My first day back in the studio after my grandpa’s death, I realized I hadn’t painted his face. His face is connected so heavily with my memory of him, but it was absent from the panels and canvas staring back at me. That day, I painted his face. I painted his hands that taught me how to graft a scion on a tree and I painted his hands that repaired an old watering can. I painted his back as he looked out onto the farm where he grew persimmon trees and so much more. I painted each moment collaged, layered and intertwined with one another, because that is how those moments appear to me in my memory.

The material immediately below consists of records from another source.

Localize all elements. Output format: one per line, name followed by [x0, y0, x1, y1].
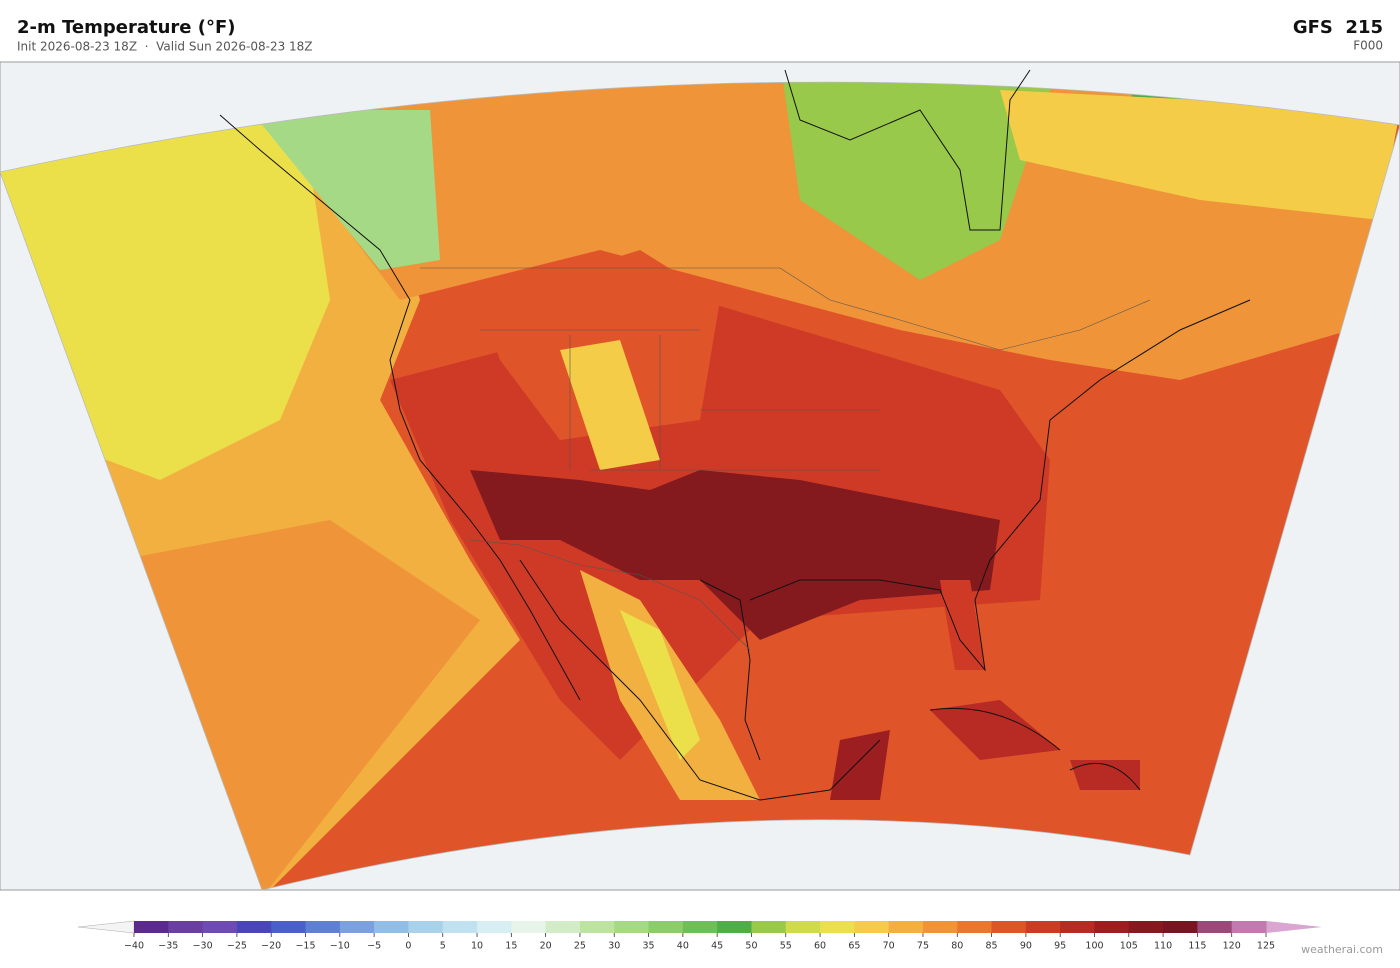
- colorbar-tick-label: 20: [540, 941, 552, 952]
- colorbar-bin: [408, 921, 444, 933]
- colorbar-tick-label: 25: [574, 941, 586, 952]
- colorbar-tick-label: −10: [330, 941, 350, 952]
- colorbar-bin: [1163, 921, 1198, 933]
- colorbar-tick-label: 60: [814, 941, 826, 952]
- colorbar-tick-label: 55: [780, 941, 792, 952]
- colorbar-bin: [305, 921, 341, 933]
- colorbar-bin: [339, 921, 375, 933]
- colorbar-bin: [134, 921, 169, 933]
- colorbar-bin: [477, 921, 512, 933]
- borders: [420, 267, 1151, 651]
- colorbar-bin: [1025, 921, 1061, 933]
- colorbar-bin: [614, 921, 650, 933]
- colorbar-tick-label: 65: [848, 941, 860, 952]
- colorbar-tick-label: 90: [1020, 941, 1032, 952]
- colorbar-bin: [1128, 921, 1164, 933]
- colorbar-bin: [922, 921, 958, 933]
- colorbar-tick-label: 100: [1085, 941, 1103, 952]
- colorbar-bin: [579, 921, 615, 933]
- colorbar-bin: [202, 921, 238, 933]
- colorbar-tick-label: −30: [193, 941, 213, 952]
- colorbar-bin: [1060, 921, 1095, 933]
- colorbar-bin: [442, 921, 478, 933]
- colorbar-bin: [1231, 921, 1267, 933]
- colorbar-bin: [1197, 921, 1233, 933]
- colorbar-tick-label: −35: [158, 941, 178, 952]
- colorbar-bin: [168, 921, 204, 933]
- colorbar-tick-label: 10: [471, 941, 483, 952]
- colorbar-tick-label: 45: [711, 941, 723, 952]
- colorbar-bin: [236, 921, 272, 933]
- subtitle: Init 2026-08-23 18Z · Valid Sun 2026-08-…: [17, 40, 313, 54]
- colorbar-over: [1266, 921, 1322, 933]
- colorbar-tick-label: 80: [951, 941, 963, 952]
- colorbar-tick-label: 75: [917, 941, 929, 952]
- colorbar-bin: [545, 921, 581, 933]
- colorbar-tick-label: 105: [1120, 941, 1138, 952]
- colorbar-bin: [374, 921, 409, 933]
- colorbar-tick-label: −40: [124, 941, 144, 952]
- colorbar-tick-label: 50: [745, 941, 757, 952]
- colorbar-tick-label: 35: [642, 941, 654, 952]
- colorbar-tick-label: 5: [440, 941, 446, 952]
- colorbar-bin: [957, 921, 993, 933]
- colorbar-tick-label: −5: [367, 941, 381, 952]
- colorbar-tick-label: 115: [1188, 941, 1206, 952]
- colorbar-bin: [271, 921, 307, 933]
- colorbar-tick-label: 0: [405, 941, 411, 952]
- colorbar-tick-label: 125: [1257, 941, 1275, 952]
- colorbar-bin: [682, 921, 718, 933]
- title: 2-m Temperature (°F): [17, 17, 236, 38]
- colorbar-bin: [751, 921, 787, 933]
- colorbar-bin: [888, 921, 924, 933]
- coastlines: [219, 69, 1251, 801]
- colorbar-bin: [785, 921, 821, 933]
- colorbar-bin: [511, 921, 547, 933]
- colorbar-bin: [648, 921, 684, 933]
- colorbar-bin: [820, 921, 855, 933]
- colorbar-bin: [991, 921, 1027, 933]
- colorbar-under: [77, 920, 135, 934]
- colorbar-tick-label: 85: [986, 941, 998, 952]
- colorbar-tick-label: 95: [1054, 941, 1066, 952]
- forecast-hour: F000: [1353, 39, 1383, 53]
- map: [0, 61, 1400, 891]
- colorbar-tick-label: 110: [1154, 941, 1172, 952]
- colorbar-tick-label: −25: [227, 941, 247, 952]
- colorbar-bin: [1094, 921, 1130, 933]
- model-label: GFS 215: [1293, 17, 1383, 38]
- colorbar-tick-label: −20: [261, 941, 281, 952]
- credit: weatherai.com: [1301, 943, 1383, 956]
- colorbar-tick-label: 70: [883, 941, 895, 952]
- colorbar-tick-label: −15: [295, 941, 315, 952]
- colorbar-tick-label: 40: [677, 941, 689, 952]
- colorbar-tick-label: 120: [1223, 941, 1241, 952]
- colorbar-tick-label: 15: [505, 941, 517, 952]
- colorbar-tick-label: 30: [608, 941, 620, 952]
- colorbar: −40 −35 −30 −25 −20 −15 −10 −5 0 5 10 15 20 25 30 35 40 4…: [77, 920, 1322, 952]
- colorbar-bin: [854, 921, 890, 933]
- colorbar-bin: [717, 921, 752, 933]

Place is an integral part of my memory of my grandpa. I could never separate him from his farm. In order to celebrate the location, my mom and I harvested dirt from my grandpa’s farm and from the garden outside of his house. Dirt is rarely celebrated, but dirt and soil is what enables plants to grow. It is an essential building block for life. To bring dirt into the context of reverence and celebration, I have removed it from the ground and inlaid it into the two panels of my installation. I have also carefully placed dirt on the floor of the gallery to reference the ground from which the persimmon trees in my memories actually grew.